Por Italo Pallotti.-

Argentina parece que, a través del tiempo y haciendo un paralelismo con las estaciones del tiempo, se ha detenido a vivir en otoños e inviernos permanentes. No ha tenido, y por diversos motivos, la oportunidad de impulsar un cambio de mentalidad que rompa con ataduras y miedos que la paralizan impidiendo salir de la cerrazón de pensamientos que tantas veces nos obnubila a la realización de mejores proyectos.
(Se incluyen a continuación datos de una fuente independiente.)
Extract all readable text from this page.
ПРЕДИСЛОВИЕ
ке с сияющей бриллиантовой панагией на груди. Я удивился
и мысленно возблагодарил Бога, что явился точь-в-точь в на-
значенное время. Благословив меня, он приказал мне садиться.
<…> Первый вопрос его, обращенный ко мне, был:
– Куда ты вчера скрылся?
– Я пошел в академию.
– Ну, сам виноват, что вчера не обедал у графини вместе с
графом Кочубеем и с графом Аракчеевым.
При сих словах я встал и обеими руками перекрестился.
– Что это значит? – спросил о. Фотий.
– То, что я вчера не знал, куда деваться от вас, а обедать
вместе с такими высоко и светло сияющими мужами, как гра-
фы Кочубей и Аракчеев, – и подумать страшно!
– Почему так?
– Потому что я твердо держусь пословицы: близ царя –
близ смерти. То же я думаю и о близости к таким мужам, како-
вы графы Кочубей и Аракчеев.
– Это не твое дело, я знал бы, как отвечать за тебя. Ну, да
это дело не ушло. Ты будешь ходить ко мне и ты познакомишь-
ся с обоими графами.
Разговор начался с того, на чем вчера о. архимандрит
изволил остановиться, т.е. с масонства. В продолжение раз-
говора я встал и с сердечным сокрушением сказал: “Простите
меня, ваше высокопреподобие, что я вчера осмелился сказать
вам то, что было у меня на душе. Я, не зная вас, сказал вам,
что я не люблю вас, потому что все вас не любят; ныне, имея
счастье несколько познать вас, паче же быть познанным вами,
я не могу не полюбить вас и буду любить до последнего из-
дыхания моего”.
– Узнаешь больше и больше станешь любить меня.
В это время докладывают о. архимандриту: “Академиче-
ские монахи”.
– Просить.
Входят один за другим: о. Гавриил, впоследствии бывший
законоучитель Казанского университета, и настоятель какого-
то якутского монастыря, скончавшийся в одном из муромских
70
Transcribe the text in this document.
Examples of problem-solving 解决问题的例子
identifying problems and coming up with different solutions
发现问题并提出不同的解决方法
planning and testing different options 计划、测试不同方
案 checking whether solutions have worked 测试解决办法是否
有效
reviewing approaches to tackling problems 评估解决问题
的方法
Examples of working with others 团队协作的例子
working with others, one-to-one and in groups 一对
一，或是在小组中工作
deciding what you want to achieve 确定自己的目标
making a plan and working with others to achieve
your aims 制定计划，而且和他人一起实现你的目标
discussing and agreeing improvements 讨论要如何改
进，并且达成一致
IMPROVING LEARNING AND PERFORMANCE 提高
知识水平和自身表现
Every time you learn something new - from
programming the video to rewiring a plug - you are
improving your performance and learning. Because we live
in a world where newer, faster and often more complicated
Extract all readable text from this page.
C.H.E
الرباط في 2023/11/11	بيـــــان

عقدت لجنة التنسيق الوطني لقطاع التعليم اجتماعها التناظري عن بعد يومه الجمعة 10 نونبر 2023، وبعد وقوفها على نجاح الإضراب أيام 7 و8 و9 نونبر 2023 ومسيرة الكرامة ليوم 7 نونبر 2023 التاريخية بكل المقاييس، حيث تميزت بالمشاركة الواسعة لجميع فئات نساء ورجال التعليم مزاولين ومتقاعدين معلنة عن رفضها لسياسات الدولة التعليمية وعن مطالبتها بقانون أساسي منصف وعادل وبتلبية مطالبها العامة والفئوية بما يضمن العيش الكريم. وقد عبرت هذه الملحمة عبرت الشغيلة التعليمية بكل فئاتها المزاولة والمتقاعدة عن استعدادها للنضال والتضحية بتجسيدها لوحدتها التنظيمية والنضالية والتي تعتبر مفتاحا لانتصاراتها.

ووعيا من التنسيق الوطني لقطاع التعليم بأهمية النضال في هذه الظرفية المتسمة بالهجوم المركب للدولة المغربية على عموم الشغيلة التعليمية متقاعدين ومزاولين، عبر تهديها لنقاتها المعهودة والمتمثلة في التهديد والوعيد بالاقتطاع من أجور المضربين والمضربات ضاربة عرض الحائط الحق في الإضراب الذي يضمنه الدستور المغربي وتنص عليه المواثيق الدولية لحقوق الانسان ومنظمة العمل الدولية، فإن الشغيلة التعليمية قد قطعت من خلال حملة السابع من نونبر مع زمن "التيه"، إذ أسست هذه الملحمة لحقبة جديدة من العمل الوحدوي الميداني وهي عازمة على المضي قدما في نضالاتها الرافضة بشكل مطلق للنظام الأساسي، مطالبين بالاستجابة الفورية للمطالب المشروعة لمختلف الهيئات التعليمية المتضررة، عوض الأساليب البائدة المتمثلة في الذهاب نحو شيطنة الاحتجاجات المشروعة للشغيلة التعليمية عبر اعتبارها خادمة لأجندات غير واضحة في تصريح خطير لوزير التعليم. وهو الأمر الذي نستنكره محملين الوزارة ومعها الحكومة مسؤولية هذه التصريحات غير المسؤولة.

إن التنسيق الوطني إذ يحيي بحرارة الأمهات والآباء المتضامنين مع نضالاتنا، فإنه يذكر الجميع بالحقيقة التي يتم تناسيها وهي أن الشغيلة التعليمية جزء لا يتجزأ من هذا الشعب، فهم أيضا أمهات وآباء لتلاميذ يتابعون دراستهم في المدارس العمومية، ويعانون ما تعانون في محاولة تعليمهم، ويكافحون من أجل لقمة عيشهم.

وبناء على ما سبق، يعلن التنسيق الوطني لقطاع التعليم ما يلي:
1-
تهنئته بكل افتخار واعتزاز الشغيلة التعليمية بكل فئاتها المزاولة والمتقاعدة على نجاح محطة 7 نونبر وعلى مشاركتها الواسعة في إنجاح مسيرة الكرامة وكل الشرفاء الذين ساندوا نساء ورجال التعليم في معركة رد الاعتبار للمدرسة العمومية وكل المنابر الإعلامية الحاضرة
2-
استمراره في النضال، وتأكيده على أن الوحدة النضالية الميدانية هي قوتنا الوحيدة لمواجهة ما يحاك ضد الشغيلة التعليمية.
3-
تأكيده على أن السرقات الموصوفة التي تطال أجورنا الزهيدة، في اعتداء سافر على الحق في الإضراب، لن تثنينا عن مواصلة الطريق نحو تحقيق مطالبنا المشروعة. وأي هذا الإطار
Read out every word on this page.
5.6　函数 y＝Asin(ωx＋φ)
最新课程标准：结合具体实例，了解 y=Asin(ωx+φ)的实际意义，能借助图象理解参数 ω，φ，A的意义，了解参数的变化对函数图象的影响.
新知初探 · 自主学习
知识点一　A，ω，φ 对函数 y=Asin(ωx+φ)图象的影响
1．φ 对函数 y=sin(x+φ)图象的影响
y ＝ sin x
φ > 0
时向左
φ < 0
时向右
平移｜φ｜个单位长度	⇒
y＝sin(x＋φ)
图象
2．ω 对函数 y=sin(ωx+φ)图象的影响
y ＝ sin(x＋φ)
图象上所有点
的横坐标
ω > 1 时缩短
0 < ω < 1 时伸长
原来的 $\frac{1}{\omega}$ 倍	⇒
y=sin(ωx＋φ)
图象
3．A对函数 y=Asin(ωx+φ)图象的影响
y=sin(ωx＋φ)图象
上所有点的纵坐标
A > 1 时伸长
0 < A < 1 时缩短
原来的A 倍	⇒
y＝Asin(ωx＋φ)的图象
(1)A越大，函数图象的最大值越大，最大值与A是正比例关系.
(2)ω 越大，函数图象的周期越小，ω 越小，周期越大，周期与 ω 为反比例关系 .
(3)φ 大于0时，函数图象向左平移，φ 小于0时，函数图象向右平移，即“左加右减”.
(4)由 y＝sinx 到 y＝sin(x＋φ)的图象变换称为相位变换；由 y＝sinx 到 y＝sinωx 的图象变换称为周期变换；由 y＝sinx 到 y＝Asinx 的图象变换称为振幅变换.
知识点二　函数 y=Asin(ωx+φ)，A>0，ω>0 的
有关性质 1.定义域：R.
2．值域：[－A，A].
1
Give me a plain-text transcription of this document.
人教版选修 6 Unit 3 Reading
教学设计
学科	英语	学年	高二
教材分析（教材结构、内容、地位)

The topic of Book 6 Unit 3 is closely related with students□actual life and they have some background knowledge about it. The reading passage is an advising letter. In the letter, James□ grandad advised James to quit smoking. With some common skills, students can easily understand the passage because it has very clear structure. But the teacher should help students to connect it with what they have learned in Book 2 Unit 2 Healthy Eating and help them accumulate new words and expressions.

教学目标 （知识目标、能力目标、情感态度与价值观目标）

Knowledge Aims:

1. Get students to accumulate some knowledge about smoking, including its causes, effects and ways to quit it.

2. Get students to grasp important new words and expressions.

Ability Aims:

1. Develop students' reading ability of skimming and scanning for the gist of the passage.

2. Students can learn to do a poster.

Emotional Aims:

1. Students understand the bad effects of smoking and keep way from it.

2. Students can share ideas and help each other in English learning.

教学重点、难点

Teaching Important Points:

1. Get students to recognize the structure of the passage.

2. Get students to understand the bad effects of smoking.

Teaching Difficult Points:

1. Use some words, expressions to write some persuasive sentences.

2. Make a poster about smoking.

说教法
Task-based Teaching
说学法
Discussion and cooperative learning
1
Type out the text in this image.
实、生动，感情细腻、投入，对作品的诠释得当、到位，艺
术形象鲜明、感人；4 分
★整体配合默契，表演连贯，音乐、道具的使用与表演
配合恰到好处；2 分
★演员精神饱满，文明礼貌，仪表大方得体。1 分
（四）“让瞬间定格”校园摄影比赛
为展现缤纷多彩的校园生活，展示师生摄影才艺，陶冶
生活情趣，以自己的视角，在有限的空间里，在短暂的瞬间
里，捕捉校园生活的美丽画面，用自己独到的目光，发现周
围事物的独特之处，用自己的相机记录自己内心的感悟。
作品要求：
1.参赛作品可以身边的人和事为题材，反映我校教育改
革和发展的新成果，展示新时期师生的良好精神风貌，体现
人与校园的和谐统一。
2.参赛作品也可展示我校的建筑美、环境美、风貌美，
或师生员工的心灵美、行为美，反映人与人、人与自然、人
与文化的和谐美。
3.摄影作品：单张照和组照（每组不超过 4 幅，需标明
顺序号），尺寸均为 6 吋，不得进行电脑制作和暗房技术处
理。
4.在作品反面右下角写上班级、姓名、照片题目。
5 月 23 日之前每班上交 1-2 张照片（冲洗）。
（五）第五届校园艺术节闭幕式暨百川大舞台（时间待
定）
Llegar a una primavera que nos lance por los aires con nuevos esquemas, como fueron los inicios seguramente de los que en algún momento pensaron para el país proyectos que, aun con dificultades, se orientaban a empujar el razonamiento en la búsqueda de nuevas e innovadoras alternativas para conseguir el bien común. Esos proyectos contaban, sin dudas, en su origen con un empuje embrionario que lo lanzara, cada día y producto de las necesidades, al nacimiento de nuevas ideas, a planes distintos, a una narrativa que dejara de estar atada a viejos preconceptos; antes que a realidades tangibles. Ese ideario del viejo país, del histórico país, fue impulsado por ideas que traccionaban una acción colectiva. De aquellos que confiaban en los méritos, aun con errores, de las clases dirigentes que, con ideas y esfuerzos inclaudicables, veían en su gente la matriz sobre la que se debía seguir creyendo, más que en un grupo, partido o sello político, en los méritos y conductas que serían la base de una nación próspera. En el trabajo y la fe puesta en objetivos superiores. En la esperanza que orientara el destino de la gente y de sus empresas.

Así fue que esta Argentina, hoy maltrecha y decadente, supo ganarse un lugar en el mundo y proyectarse hasta ocupar espacios de relevancia y, por sobre todo, el respeto de tantas naciones. Incluso, y esto lo refleja la historia, un séptimo lugar mundial por su economía, la calidad e intelectualidad de su gente, su posición geográfica, el nivel de su educación y otros aspectos relevantes. Ese fue el tiempo de la primavera, que duró muy poco. No supimos, y muchos se supone no quisieron, que ese espacio perdurara. Vino luego la estación del desencuentro, del crudo invierno. Donde cada uno de los actores políticos, a cuál más incompetente comenzó a mostrar sus miserias, sus egoísmos, sus ambiciones personales. Y todo para peor. Cautivos en un cuadro declamativo de incoherencias, complicidades, negligencias y corrupción, ayudados por la aparición de un quiebre del sentir popular en donde la armonía dio paso a la discordia y al enfrentamiento permanente. El ciudadano común, en tanto, subyace en un mundo de intolerancia, desasosiego e incertidumbre en extremo peligroso. Su fe en el mañana mejor se le diluye como agua entre los dedos porque quienes lo representan se debaten en la cosa ínfima, en un chiquitaje ideológico que perturba y molesta. Nada para construir colectivamente; todo al revés. Así se nos fueron décadas en la que vimos cómo países, aún más precarios en todo que nosotros, nos pasaron por encima; porque vieron que el pueblo es el único en el que deben depositarse los éxitos de buenas gestiones; y no en el individualismo egoísta y descarado al que nada le importa el bienestar ajeno. En el interín, apenas si tuvimos pequeños “veranitos” que una nueva crisis lo devolvió rápido a un triste gris otoñal. Y en una niebla espesa que parece eterna, las ilusiones extraviaron el rumbo.